CAMBIARE LE PENSIONI, IL 2 APRILE LA PROTESTA CGIL-CISL-UIL
Ripristinare una maggiore flessibilità nell’accesso alla pensione, rendendolo possibile a partire dai 62 anni di età, 41 di contributi o attraverso un mix di età e anzianità. Prevedere la copertura per tutti gli esodati. Introdurre correttivi al calcolo contributivo per incrementare le future pensioni dei giovani. Incrementare la contribuzione figurativa per i periodi di congedo parentale, per tutelare il lavoro di cura svolto dalle donne in ambito familiare. Rafforzare la previdenza complementare e rendere automatica la ricongiunzione contributiva, oggi sottoposta a oneri spesso insostenibili. Introdurre criteri più efficaci di perequazione per adeguare gli assegni all’inflazione. Queste le principali richieste al centro della piattaforma sulle pensioni di Cgil, Cisl e Uil e della giornata di mobilitazione nazionale prevista per sabato 2 aprile, che interesserà anche la nostra regione.

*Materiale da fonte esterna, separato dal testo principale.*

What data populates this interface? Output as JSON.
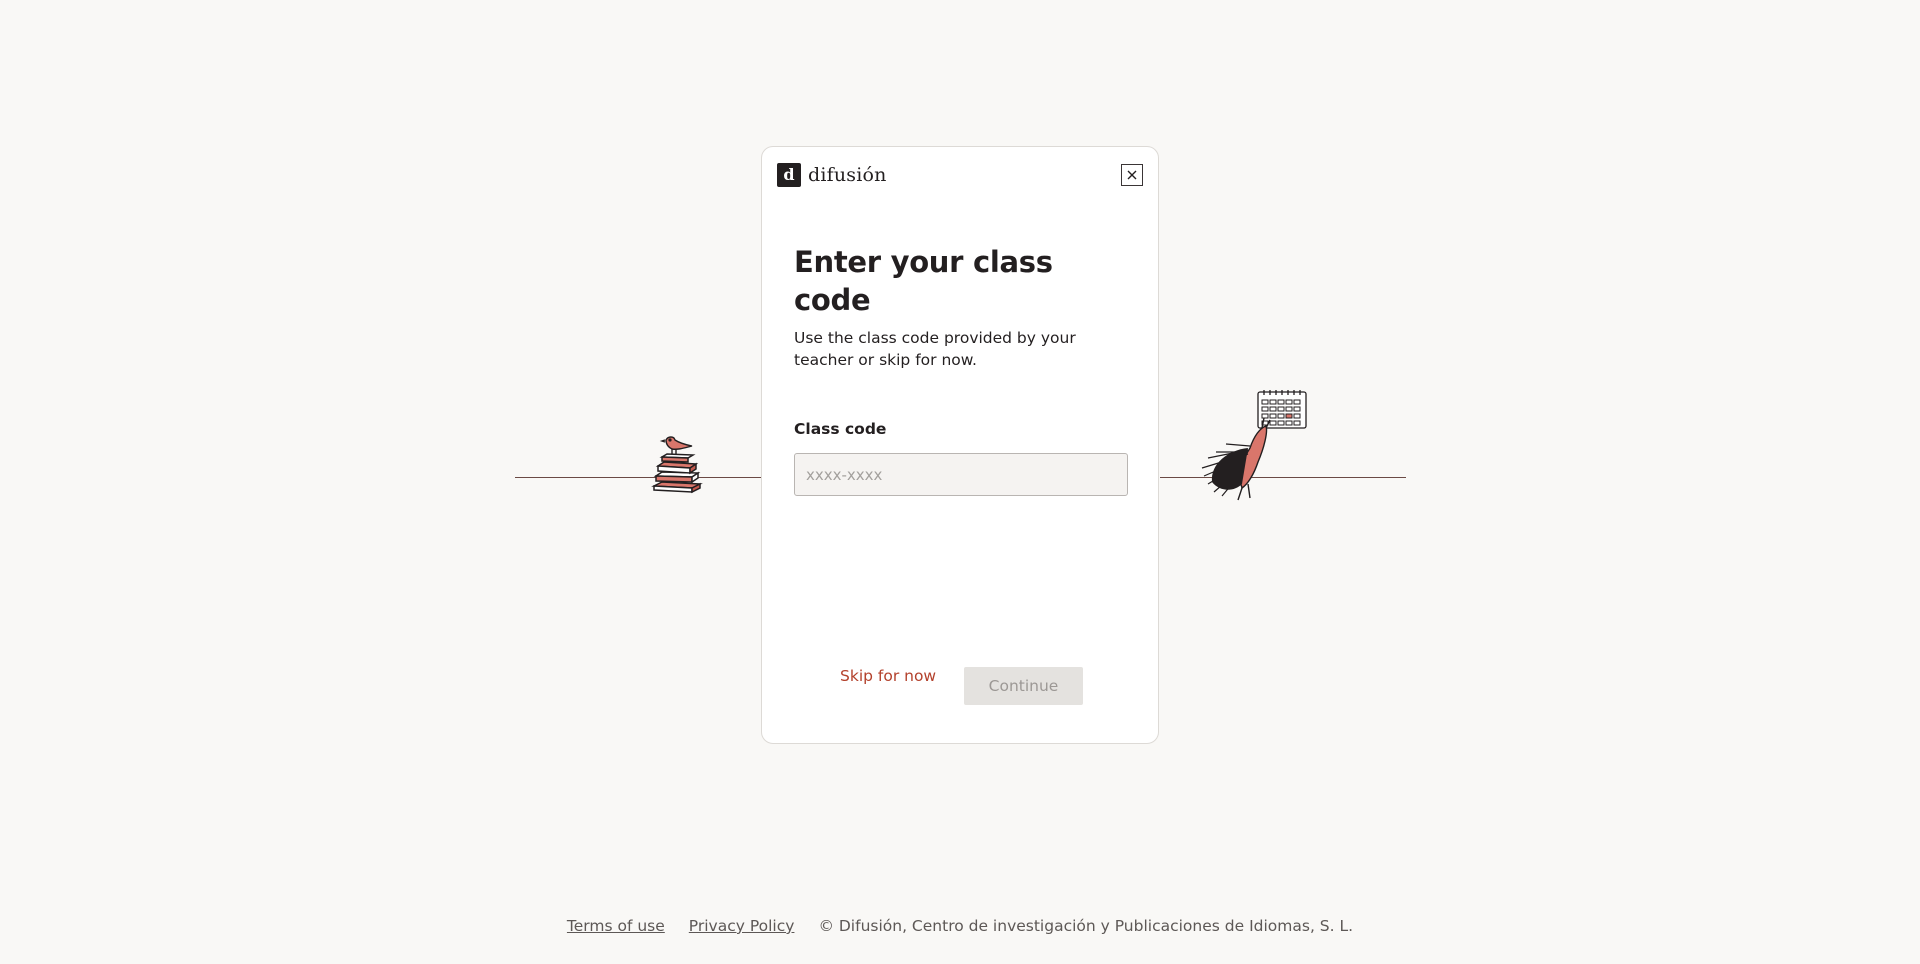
{
  "brand": {
    "name": "difusión",
    "mark": "d"
  },
  "modal": {
    "title": "Enter your class code",
    "subtitle": "Use the class code provided by your teacher or skip for now.",
    "field_label": "Class code",
    "input_placeholder": "xxxx-xxxx",
    "input_value": "",
    "skip_label": "Skip for now",
    "continue_label": "Continue",
    "close_icon": "close-icon"
  },
  "footer": {
    "terms_label": "Terms of use",
    "privacy_label": "Privacy Policy",
    "copyright": "© Difusión, Centro de investigación y Publicaciones de Idiomas, S. L."
  },
  "colors": {
    "background": "#f9f8f6",
    "accent": "#b3412c",
    "text": "#231f20",
    "disabled_button": "#e4e2df"
  }
}
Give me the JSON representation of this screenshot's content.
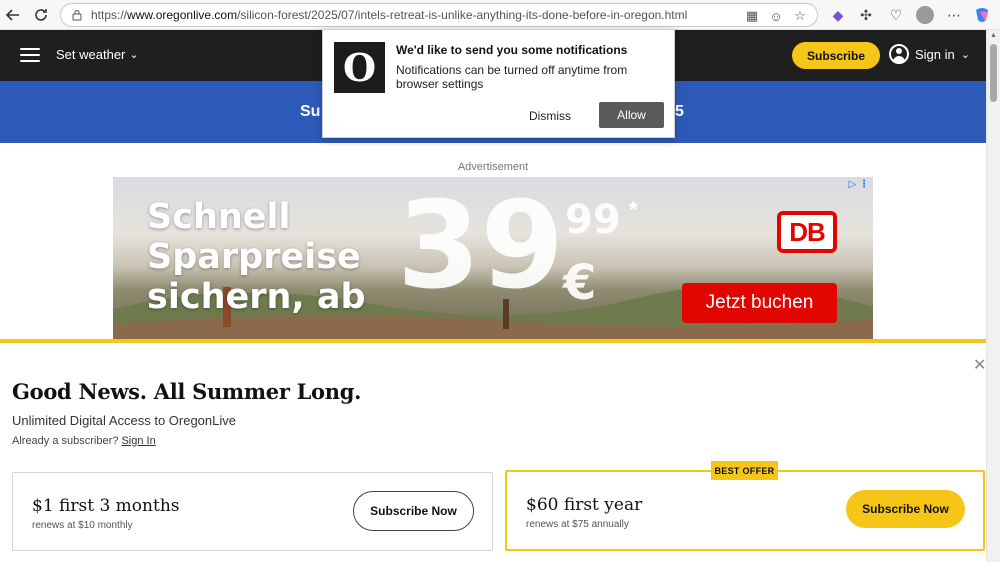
{
  "browser": {
    "url_prefix": "https://",
    "url_host": "www.oregonlive.com",
    "url_path": "/silicon-forest/2025/07/intels-retreat-is-unlike-anything-its-done-before-in-oregon.html",
    "icons": [
      "back-icon",
      "refresh-icon",
      "site-info-icon",
      "app-icon",
      "tracking-icon",
      "favorite-star-icon",
      "extension-icon",
      "puzzle-icon",
      "heart-icon",
      "profile-avatar",
      "more-icon",
      "copilot-icon"
    ]
  },
  "header": {
    "weather_label": "Set weather",
    "subscribe_label": "Subscribe",
    "signin_label": "Sign in"
  },
  "banner": {
    "text_left": "Su",
    "text_right": "5"
  },
  "notification": {
    "logo_glyph": "O",
    "title": "We'd like to send you some notifications",
    "body": "Notifications can be turned off anytime from browser settings",
    "dismiss_label": "Dismiss",
    "allow_label": "Allow"
  },
  "ad": {
    "label": "Advertisement",
    "headline_line1": "Schnell",
    "headline_line2": "Sparpreise",
    "headline_line3": "sichern, ab",
    "price_main": "39",
    "price_cents": "99",
    "price_star": "*",
    "currency": "€",
    "brand": "DB",
    "cta": "Jetzt buchen"
  },
  "paywall": {
    "close_glyph": "✕",
    "title": "Good News. All Summer Long.",
    "subtitle": "Unlimited Digital Access to OregonLive",
    "already_text": "Already a subscriber?",
    "signin_link": "Sign In",
    "best_offer_badge": "BEST OFFER",
    "offers": [
      {
        "price": "$1 first 3 months",
        "renew": "renews at $10 monthly",
        "button": "Subscribe Now"
      },
      {
        "price": "$60 first year",
        "renew": "renews at $75 annually",
        "button": "Subscribe Now"
      }
    ]
  },
  "colors": {
    "header_bg": "#1f1f1f",
    "banner_bg": "#2d5ab9",
    "accent_yellow": "#f5c518",
    "db_red": "#e10600"
  }
}
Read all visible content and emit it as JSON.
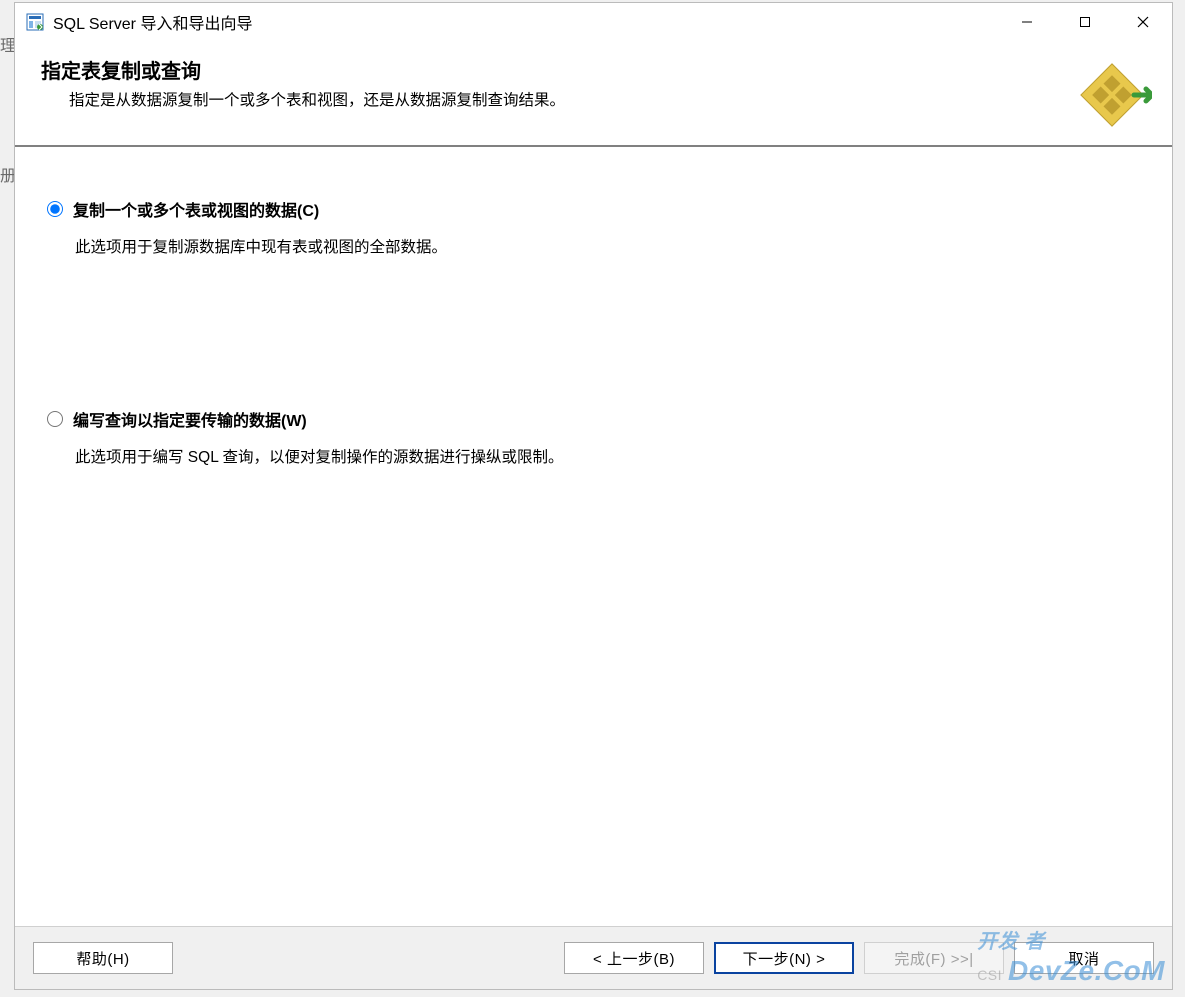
{
  "window": {
    "title": "SQL Server 导入和导出向导"
  },
  "header": {
    "title": "指定表复制或查询",
    "subtitle": "指定是从数据源复制一个或多个表和视图，还是从数据源复制查询结果。"
  },
  "options": {
    "copy": {
      "label": "复制一个或多个表或视图的数据(C)",
      "desc": "此选项用于复制源数据库中现有表或视图的全部数据。",
      "checked": true
    },
    "query": {
      "label": "编写查询以指定要传输的数据(W)",
      "desc": "此选项用于编写 SQL 查询，以便对复制操作的源数据进行操纵或限制。",
      "checked": false
    }
  },
  "buttons": {
    "help": "帮助(H)",
    "back": "< 上一步(B)",
    "next": "下一步(N) >",
    "finish": "完成(F) >>|",
    "cancel": "取消"
  },
  "watermark": {
    "line1": "开发 者",
    "line2": "DevZe.CoM",
    "csdn": "CSI"
  },
  "bg": {
    "left1": "理",
    "left2": "册"
  }
}
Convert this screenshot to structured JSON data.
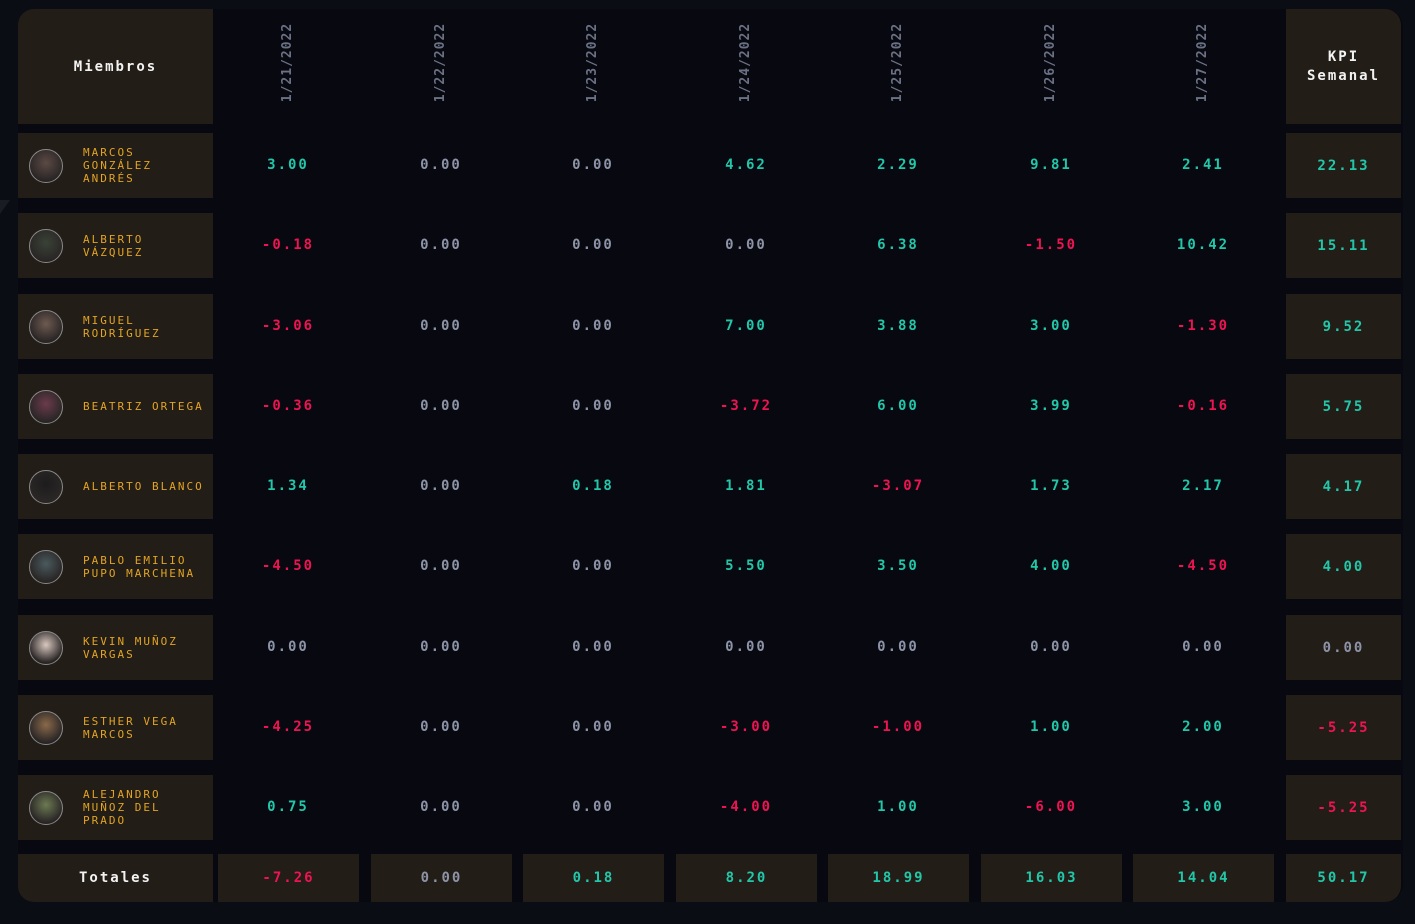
{
  "header": {
    "members_label": "Miembros",
    "kpi_label_line1": "KPI",
    "kpi_label_line2": "Semanal",
    "dates": [
      "1/21/2022",
      "1/22/2022",
      "1/23/2022",
      "1/24/2022",
      "1/25/2022",
      "1/26/2022",
      "1/27/2022"
    ]
  },
  "members": [
    {
      "name": "MARCOS GONZÁLEZ ANDRÉS",
      "values": [
        "3.00",
        "0.00",
        "0.00",
        "4.62",
        "2.29",
        "9.81",
        "2.41"
      ],
      "kpi": "22.13",
      "avatar_color": "#5c4a44"
    },
    {
      "name": "ALBERTO VÁZQUEZ",
      "values": [
        "-0.18",
        "0.00",
        "0.00",
        "0.00",
        "6.38",
        "-1.50",
        "10.42"
      ],
      "kpi": "15.11",
      "avatar_color": "#394236"
    },
    {
      "name": "MIGUEL RODRÍGUEZ",
      "values": [
        "-3.06",
        "0.00",
        "0.00",
        "7.00",
        "3.88",
        "3.00",
        "-1.30"
      ],
      "kpi": "9.52",
      "avatar_color": "#6e5a50"
    },
    {
      "name": "BEATRIZ ORTEGA",
      "values": [
        "-0.36",
        "0.00",
        "0.00",
        "-3.72",
        "6.00",
        "3.99",
        "-0.16"
      ],
      "kpi": "5.75",
      "avatar_color": "#6b3b4c"
    },
    {
      "name": "ALBERTO BLANCO",
      "values": [
        "1.34",
        "0.00",
        "0.18",
        "1.81",
        "-3.07",
        "1.73",
        "2.17"
      ],
      "kpi": "4.17",
      "avatar_color": "#1d1c1c"
    },
    {
      "name": "PABLO EMILIO PUPO MARCHENA",
      "values": [
        "-4.50",
        "0.00",
        "0.00",
        "5.50",
        "3.50",
        "4.00",
        "-4.50"
      ],
      "kpi": "4.00",
      "avatar_color": "#4a5a5e"
    },
    {
      "name": "KEVIN MUÑOZ VARGAS",
      "values": [
        "0.00",
        "0.00",
        "0.00",
        "0.00",
        "0.00",
        "0.00",
        "0.00"
      ],
      "kpi": "0.00",
      "avatar_color": "#d9c8c0"
    },
    {
      "name": "ESTHER VEGA MARCOS",
      "values": [
        "-4.25",
        "0.00",
        "0.00",
        "-3.00",
        "-1.00",
        "1.00",
        "2.00"
      ],
      "kpi": "-5.25",
      "avatar_color": "#8a6a4a"
    },
    {
      "name": "ALEJANDRO MUÑOZ DEL PRADO",
      "values": [
        "0.75",
        "0.00",
        "0.00",
        "-4.00",
        "1.00",
        "-6.00",
        "3.00"
      ],
      "kpi": "-5.25",
      "avatar_color": "#6c7a52"
    }
  ],
  "totals": {
    "label": "Totales",
    "values": [
      "-7.26",
      "0.00",
      "0.18",
      "8.20",
      "18.99",
      "16.03",
      "14.04"
    ],
    "kpi": "50.17"
  },
  "colors": {
    "positive": "#22c7a9",
    "negative": "#ee1452",
    "zero": "#8d93a6",
    "member_name": "#e3a422",
    "cell_bg": "#221d17"
  }
}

LA PROTESTA. Flash mob con volantinaggi sono previsti sabato mattina a Trieste (piazza Borsa), Monfalcone (piazza della Repubblica), Tolmezzo (piazza XX Settembre), Spilimbergo (piazza Garibaldi) e Pordenone (piazza XX Settembre), oltre a una conferenza stampa unitaria che si svolgerà nella sede Cisl di Udine (ore 10.30), alla presenza dei segretari provinciali delle tre sigle confederali. «L’obiettivo – dichiarano i segretari regionali di Cgil, Cisl e Uil Franco Belci, Giovanni Fania e Giacinto Menis – è quello di riaprire la vertenza sulle pensioni e riscrivere la legge Fornero, modificandone gli aspetti più penalizzanti non solo in termini di allungamento della vita lavorativa, ma anche per le ripercussioni sull’occupazione giovanile. Ripercussioni già pesantissime anche a livello regionale».
EMERGENZA GIOVANI. «Cambiare la legge Fornero – spiegano i segretari – non risponde soltanto alle esigenze dei pensionati di oggi e di domani, ma anche all’imperativo di far ripartire il lavoro giovanile, duramente colpito dagli effetti combinati della crisi e del mancato turnover generazionale». Tra il 2008 e il 2015, infatti, il numero di occupati under 35 in regione è sceso da 152mila a 103mila. Se prima della crisi il 29% dei lavoratori si collocava nella fascia 15-34 anni, oggi la percentuale è scesa sotto al 21%, e l’età media degli occupati sfiora i 45 anni, contro i 42 del 2008 (vedi i dati alla pagina seguente). Le conseguenze sono anche sociali e demografiche, con un pesante freno all’autonomia dei giovani, alla formazione di famiglie e alle nascite.
I PENALIZZATI. Tra le categorie più esposte anche i lavoratori addetti a mansioni usuranti, le donne, che dal 2018 si vedranno definitivamente equiparate agli uomini nei requisiti minimi per il pensionamento, senza tenere conto del peso dei carichi familiari, i più anziani tra i lavoratori in mobilità e in cassa integrazione, che vedono sfumare o complicarsi l’ipotesi di uno scivolo pensionistico, con la prospettiva di ingrossare le file degli esodati. Senza dimenticare i lavoratori più giovani, i cui futuri assegni sconteranno gli effetti della precarietà e dei nuovi coefficienti del contributivo, e quella larga platea di pensionati, circa il 40%, che scontano tutt’oggi il blocco della mancata perequazione delle pensioni nel biennio 2012-2013, confermata nella sostanza nonostante la sentenza della Corte costituzionale che un anno fa decretò l’illegittimità del blocco.
RISPOSTE. Tante, quindi, le categorie che attendono una correzione di rotta da parte del Governo. Cgil, Cisl e Uil chiedono più flessibilità, e in particolare di destinare parte dei risparmi prodotti dalla riforma, stimati in 80 miliardi nel periodo 2013-2020, all’obiettivo di rendere più equo e sostenibile, anche in prospettiva futura, il sistema pensionistico. «Qiuesto nella consapevolezza – concludono Belci, Fania e Menis – che la riforma Fornero ha concorso sì a contenere l’aumento della spesa pensionistica (vedi i dati alla pagina seguente, ndr) attraverso un drastico allungamento della vita lavorativa, ma penalizzando in modo inaccettabile le categorie più deboli, a partire dai giovani, dalle donne e dai disoccupati in età avanzata: ed è proprio in difesa di queste che Cgil, Cisl e Uil sostengono con la mobilitazione la loro proposta».